Summary

Our Score

7/10

Review Price free/subscription

In a bid to try and look the best, fashionable audio products often lose sight of their function. As a general rule, the sharper dressed a device's guts, the worse their performance. The Miffy MP3 player for example, is unlikely to output amazing quality music. As with every rule, there are exceptions, though, the B&W Zeppelin standing as a prime example. The Audio Chi W-Series headphones purport to be another such case, delivering good looks and good performance. Too good to be true? You might think so.

The manner in which the W-series headphones are packaged gives a positive indication of the thought that has gone into their production. By this I don't mean the physical package in which they're presented, but rather the accoutrements provided with the headphones themselves.

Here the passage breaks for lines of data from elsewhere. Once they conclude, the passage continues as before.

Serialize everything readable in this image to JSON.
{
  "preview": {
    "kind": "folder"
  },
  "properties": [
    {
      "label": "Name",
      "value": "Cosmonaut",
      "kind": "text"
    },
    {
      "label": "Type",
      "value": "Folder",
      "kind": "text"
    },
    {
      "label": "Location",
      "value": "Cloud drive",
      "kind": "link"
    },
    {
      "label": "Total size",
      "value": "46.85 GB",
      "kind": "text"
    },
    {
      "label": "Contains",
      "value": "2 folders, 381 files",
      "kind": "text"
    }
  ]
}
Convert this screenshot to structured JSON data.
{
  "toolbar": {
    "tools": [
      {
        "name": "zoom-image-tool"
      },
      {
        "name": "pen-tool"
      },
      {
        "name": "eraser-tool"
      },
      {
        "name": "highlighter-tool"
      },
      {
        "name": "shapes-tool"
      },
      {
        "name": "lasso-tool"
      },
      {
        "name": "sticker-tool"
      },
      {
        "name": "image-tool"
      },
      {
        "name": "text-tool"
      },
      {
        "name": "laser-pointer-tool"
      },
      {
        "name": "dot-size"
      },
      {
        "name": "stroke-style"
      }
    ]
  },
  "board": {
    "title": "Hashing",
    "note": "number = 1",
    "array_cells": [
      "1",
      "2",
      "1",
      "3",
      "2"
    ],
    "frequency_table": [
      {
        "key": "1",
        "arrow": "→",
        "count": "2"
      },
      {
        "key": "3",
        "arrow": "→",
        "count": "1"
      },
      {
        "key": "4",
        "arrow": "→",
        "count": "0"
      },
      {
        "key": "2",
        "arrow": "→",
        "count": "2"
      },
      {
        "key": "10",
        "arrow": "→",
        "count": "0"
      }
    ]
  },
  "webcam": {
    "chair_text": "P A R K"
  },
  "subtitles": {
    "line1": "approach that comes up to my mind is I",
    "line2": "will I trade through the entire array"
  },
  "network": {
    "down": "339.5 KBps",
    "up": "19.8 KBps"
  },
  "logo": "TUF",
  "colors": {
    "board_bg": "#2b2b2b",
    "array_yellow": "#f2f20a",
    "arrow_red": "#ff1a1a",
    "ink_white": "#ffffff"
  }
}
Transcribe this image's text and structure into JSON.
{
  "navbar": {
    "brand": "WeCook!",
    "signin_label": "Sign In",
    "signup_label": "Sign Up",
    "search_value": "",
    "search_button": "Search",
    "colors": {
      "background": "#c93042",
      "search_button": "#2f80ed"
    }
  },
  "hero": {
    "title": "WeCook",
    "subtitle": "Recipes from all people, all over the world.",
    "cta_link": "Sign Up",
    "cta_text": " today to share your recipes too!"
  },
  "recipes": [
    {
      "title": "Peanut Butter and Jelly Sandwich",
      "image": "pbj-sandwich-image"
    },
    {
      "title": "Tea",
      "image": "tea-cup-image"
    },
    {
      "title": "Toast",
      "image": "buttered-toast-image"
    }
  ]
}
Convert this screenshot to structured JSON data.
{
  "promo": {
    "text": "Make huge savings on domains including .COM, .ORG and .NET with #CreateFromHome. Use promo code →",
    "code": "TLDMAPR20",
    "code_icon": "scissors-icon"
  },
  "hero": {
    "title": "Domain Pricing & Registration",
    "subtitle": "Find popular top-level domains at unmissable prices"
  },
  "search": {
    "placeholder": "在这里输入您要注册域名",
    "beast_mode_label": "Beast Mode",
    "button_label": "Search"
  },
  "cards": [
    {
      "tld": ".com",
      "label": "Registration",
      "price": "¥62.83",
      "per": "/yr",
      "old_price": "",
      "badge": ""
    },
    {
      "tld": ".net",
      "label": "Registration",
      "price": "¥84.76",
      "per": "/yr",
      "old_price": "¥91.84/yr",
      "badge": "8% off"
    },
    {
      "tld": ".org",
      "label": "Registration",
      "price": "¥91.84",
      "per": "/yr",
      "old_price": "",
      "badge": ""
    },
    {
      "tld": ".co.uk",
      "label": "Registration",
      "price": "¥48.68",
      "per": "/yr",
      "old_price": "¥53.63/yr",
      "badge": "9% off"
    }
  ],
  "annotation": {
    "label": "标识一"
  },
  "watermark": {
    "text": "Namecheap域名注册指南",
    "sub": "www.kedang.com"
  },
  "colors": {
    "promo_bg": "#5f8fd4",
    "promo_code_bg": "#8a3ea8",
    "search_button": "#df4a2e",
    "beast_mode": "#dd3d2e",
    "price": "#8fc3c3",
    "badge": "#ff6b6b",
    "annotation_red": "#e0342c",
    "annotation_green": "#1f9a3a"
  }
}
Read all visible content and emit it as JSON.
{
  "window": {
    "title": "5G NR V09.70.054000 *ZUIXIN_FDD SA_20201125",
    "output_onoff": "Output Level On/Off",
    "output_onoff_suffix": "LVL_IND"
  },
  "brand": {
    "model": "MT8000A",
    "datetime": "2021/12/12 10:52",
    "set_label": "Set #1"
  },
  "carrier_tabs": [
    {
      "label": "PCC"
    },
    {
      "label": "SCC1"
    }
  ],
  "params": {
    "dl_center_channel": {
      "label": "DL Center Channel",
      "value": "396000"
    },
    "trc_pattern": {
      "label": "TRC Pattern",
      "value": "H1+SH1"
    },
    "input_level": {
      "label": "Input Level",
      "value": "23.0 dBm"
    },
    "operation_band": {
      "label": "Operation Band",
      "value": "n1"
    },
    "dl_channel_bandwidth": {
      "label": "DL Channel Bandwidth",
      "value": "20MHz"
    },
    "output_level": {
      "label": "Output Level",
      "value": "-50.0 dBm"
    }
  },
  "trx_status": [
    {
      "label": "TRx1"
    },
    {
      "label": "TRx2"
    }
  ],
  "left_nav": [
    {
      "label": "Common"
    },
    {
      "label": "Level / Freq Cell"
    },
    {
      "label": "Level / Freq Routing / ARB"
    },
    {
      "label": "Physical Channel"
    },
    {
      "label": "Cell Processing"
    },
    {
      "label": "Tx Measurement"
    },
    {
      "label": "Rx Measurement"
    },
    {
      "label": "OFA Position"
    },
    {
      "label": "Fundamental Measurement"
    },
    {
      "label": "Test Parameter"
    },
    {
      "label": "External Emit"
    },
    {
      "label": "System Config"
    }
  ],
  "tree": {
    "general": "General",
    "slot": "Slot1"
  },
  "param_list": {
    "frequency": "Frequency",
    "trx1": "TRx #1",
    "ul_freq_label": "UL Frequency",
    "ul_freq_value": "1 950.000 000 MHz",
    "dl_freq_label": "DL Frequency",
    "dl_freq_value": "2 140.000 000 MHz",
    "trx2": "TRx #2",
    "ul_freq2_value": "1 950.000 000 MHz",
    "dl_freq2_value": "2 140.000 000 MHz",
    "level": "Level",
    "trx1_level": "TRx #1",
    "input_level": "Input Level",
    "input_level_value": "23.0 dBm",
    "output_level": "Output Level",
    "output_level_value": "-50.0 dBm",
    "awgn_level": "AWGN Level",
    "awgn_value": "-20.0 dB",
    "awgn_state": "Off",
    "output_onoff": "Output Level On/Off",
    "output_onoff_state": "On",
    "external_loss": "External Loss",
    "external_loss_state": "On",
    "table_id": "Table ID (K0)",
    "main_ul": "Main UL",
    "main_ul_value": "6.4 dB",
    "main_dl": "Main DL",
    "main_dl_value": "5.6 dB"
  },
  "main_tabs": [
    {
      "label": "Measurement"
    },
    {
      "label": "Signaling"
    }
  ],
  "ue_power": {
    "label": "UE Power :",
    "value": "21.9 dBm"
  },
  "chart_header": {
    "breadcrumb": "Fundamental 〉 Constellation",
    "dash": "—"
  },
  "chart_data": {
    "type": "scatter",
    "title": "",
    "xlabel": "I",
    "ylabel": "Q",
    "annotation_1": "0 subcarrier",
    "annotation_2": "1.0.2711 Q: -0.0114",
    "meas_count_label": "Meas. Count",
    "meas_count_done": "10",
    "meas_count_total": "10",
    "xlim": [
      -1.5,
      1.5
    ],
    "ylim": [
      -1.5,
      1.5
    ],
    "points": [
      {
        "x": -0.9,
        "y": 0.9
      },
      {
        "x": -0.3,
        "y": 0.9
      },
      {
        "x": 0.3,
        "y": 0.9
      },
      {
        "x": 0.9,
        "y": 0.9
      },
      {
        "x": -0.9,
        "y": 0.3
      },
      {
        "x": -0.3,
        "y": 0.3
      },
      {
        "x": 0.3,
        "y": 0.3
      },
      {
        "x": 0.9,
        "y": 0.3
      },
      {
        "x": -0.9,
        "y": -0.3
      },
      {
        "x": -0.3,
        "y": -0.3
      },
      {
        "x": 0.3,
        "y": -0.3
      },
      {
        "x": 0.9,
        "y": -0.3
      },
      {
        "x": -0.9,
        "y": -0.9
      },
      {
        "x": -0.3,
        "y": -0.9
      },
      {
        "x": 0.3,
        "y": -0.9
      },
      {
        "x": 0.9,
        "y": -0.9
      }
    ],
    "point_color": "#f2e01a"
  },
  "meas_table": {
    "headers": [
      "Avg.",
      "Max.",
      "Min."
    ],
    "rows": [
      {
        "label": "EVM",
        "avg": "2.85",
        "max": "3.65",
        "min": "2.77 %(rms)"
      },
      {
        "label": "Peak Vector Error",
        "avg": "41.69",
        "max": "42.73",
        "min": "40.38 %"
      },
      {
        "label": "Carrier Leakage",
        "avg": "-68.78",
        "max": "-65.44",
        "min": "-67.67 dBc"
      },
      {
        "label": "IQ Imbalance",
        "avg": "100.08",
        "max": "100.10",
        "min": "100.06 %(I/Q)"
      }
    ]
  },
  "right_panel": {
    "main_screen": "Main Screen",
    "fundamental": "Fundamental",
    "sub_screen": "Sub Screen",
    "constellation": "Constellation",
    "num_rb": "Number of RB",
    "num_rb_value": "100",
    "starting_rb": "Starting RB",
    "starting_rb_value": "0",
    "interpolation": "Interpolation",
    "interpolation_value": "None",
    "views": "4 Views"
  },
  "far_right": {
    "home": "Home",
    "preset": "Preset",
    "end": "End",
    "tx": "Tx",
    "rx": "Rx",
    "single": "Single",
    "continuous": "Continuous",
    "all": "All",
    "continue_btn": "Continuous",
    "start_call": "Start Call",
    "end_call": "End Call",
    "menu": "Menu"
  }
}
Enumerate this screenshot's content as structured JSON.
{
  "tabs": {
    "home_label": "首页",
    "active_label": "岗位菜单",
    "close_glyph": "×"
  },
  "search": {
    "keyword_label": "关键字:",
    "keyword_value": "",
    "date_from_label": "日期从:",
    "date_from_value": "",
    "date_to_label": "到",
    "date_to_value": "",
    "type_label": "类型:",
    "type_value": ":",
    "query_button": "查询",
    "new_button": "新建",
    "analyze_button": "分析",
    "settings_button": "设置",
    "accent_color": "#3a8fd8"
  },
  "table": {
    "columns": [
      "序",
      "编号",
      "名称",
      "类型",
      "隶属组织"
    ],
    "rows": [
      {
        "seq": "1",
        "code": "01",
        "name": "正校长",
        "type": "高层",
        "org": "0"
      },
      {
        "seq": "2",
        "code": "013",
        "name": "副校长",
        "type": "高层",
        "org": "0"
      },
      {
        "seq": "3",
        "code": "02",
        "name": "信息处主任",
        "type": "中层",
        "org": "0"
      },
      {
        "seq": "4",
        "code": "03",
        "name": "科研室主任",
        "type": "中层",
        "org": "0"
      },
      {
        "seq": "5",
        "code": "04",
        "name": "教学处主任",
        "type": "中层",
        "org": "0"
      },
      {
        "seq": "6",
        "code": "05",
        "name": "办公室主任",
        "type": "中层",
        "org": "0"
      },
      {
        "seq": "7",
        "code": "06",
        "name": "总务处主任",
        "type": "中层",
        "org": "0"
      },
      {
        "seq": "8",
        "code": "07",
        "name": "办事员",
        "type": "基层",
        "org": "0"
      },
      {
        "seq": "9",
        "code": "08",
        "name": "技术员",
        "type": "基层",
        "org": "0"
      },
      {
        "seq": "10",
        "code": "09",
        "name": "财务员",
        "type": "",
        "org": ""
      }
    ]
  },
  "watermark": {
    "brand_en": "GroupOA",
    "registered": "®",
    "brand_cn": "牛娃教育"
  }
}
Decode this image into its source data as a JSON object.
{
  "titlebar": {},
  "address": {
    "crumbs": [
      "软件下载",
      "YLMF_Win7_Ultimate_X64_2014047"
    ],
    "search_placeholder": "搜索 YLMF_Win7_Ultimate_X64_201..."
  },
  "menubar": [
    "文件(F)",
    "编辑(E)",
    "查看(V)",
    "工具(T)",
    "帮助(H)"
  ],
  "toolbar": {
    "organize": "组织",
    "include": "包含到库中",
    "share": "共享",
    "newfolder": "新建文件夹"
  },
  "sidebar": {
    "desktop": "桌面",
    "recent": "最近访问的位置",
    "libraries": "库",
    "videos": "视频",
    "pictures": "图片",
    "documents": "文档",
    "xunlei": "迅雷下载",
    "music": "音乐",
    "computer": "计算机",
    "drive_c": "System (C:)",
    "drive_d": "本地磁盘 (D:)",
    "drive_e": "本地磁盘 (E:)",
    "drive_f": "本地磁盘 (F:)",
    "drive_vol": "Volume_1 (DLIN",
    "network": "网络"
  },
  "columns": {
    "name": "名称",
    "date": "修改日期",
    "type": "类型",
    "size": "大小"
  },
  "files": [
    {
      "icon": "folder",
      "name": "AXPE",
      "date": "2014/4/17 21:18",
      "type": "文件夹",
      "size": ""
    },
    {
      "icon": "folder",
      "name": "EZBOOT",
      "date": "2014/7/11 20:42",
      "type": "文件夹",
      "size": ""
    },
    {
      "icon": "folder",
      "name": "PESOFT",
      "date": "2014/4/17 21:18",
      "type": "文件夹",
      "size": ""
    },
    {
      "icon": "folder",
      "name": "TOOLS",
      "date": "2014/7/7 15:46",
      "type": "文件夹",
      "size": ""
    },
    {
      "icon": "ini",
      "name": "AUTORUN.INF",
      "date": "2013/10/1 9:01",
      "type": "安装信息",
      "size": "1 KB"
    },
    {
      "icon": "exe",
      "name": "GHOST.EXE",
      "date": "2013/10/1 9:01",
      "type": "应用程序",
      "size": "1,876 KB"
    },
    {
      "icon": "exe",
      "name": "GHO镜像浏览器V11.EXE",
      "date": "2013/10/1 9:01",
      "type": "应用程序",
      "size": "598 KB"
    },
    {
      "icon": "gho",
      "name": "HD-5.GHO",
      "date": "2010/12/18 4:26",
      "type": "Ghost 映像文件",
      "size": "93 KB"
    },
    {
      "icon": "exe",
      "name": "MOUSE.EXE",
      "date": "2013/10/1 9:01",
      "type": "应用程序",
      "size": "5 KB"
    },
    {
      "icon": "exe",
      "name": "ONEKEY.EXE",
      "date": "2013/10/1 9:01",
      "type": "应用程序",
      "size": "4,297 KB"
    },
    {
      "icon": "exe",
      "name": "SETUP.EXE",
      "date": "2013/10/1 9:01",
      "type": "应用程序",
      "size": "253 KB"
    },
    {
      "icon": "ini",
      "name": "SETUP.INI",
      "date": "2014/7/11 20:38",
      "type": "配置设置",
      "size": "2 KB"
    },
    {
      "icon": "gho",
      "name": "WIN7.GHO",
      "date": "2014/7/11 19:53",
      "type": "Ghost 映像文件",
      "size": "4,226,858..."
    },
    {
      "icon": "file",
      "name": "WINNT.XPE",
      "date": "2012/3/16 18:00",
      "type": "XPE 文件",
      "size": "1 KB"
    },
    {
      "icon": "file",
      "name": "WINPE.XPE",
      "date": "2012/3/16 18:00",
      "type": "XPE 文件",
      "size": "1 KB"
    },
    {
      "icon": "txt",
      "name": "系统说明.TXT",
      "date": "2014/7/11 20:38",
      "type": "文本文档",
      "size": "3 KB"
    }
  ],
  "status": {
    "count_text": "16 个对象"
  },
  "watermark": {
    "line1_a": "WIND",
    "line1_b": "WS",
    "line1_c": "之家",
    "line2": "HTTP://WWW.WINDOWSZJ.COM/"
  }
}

The carrying case is useful, given these 'phones are likely to be shoved into a backpack, handbag or, dare I suggest it, man-bag when not in use. Similarly thoughtful is a 3.5mm to 2.5mm adaptor. This will undoubtedly please those wishing to connect their W-series' to a mobile phone sporting the smaller port - a fairly common trait. Small touches, yes, but they suggest Audio Chi has actually paid attention to the needs of its target audience.

Continuing the theme of thoughtful design is the use of a detachable cable connector on the left ear-cup. As such, should the wiring end up broken, you won't need to buy a new pair of earphones, just a new cable. The 1.2m cable also uses a woven, as opposed to rubberised, coating, which supposedly prevents tangling - a claim I've found no reason to dispute.

As a bonus to these practical considerations, the W-series headphones are available in a number of funky colours. I'm particularly partial to the pink variety I snagged on loan, but all of them look pretty snazzy. The stitched faux-leather headband sets the look off well, and has the added bonus of being nice and comfortable. That holds true of the ear-cups, too, which provide enough pressure to remain in place, without clutching my head in a vice-like death grip - unlike some headphones I've had the misfortune of wearing.